Perle se crispa sur son tabouret. La dernière fois, le courage lui avait manqué d'exprimer tout haut ses doutes. Il lui fallut bien le faire, à présent, malgré ses joues rouges et sa voix tremblante d'embarras.
« J'ai peur que… qu'une action de ce genre ne soit pas fondée. »
Un silence ponctua cet aveu laconique.
« Et peux-tu nous expliquer pourquoi ? » l'encouragea Béryl avec douceur.
Perle passa sa langue sur ses lèvres sèches.
« Eh bien, le Ministre a été élu… et Weal Enys nommé secrétaire d'État de façon tout à fait régulière… Les gens savaient à quoi s'attendre en portant Kingsley Shacklebolt au pouvoir…
– Shacklebolt a été élu grâce au vote des elfes, marmonna Azurite à mi-voix.
– Nous n'en savons rien, objecta Sélénite, mais, vu les résultats du scrutin, les elfes n'ont pas été les seuls à voter pour lui.
– C'est indéniable, confirma Onyx avec hauteur.
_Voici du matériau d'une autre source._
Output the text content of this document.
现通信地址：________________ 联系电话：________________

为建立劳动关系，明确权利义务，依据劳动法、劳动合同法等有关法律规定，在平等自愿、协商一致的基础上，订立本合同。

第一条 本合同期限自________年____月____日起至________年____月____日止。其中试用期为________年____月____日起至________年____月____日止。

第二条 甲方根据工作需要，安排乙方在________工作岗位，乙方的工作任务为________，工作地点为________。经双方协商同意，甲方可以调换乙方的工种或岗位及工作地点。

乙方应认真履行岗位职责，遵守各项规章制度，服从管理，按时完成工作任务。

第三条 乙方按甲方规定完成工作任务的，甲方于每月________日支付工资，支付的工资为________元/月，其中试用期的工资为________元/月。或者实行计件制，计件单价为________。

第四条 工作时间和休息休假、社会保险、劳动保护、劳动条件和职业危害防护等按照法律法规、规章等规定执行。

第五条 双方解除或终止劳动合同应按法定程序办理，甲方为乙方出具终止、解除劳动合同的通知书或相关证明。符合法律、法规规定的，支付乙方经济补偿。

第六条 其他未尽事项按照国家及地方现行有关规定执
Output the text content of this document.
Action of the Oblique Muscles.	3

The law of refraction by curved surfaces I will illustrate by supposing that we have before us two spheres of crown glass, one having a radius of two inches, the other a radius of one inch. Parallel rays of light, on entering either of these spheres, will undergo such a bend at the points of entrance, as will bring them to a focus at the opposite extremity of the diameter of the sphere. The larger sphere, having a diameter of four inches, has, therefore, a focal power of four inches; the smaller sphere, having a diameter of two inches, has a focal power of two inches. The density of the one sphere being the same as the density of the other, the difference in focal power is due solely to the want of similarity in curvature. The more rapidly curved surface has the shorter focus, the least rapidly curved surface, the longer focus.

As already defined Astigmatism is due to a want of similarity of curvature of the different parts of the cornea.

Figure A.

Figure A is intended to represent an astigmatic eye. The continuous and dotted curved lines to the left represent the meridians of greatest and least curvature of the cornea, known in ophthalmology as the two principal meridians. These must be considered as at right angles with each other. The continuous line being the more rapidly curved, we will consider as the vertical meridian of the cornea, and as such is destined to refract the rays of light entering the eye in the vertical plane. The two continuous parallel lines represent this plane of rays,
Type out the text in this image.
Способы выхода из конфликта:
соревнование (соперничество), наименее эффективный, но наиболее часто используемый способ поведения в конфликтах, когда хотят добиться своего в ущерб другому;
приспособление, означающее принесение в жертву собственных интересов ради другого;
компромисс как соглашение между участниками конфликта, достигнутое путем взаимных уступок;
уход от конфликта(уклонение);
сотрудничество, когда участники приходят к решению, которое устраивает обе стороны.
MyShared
Continue, Perle, je t'en prie.
– Eh bien, compte tenu de tout cela, il me semble que… il me semble qu'Enys et le Ministre sont… enfin, ils n'ont pas usurpé le pouvoir, alors… alors même si nous ne sommes pas d'accord avec ce qu'ils font, ça ne veut pas dire que… enfin, je veux dire qu'ils ont le droit de le faire…
– Le droit ? »
Ambre venait de bondir de sa chaise et fixait d'un regard incrédule Perle, dont la voix s'était étranglée en un murmure chevrotant.
« Le droit ? Ils outrepassent leurs prérogatives pour aller contre l'ordre naturel des choses, celui sur lequel a toujours reposé la société magique, et tu estimes qu'ils en ont le droit ? »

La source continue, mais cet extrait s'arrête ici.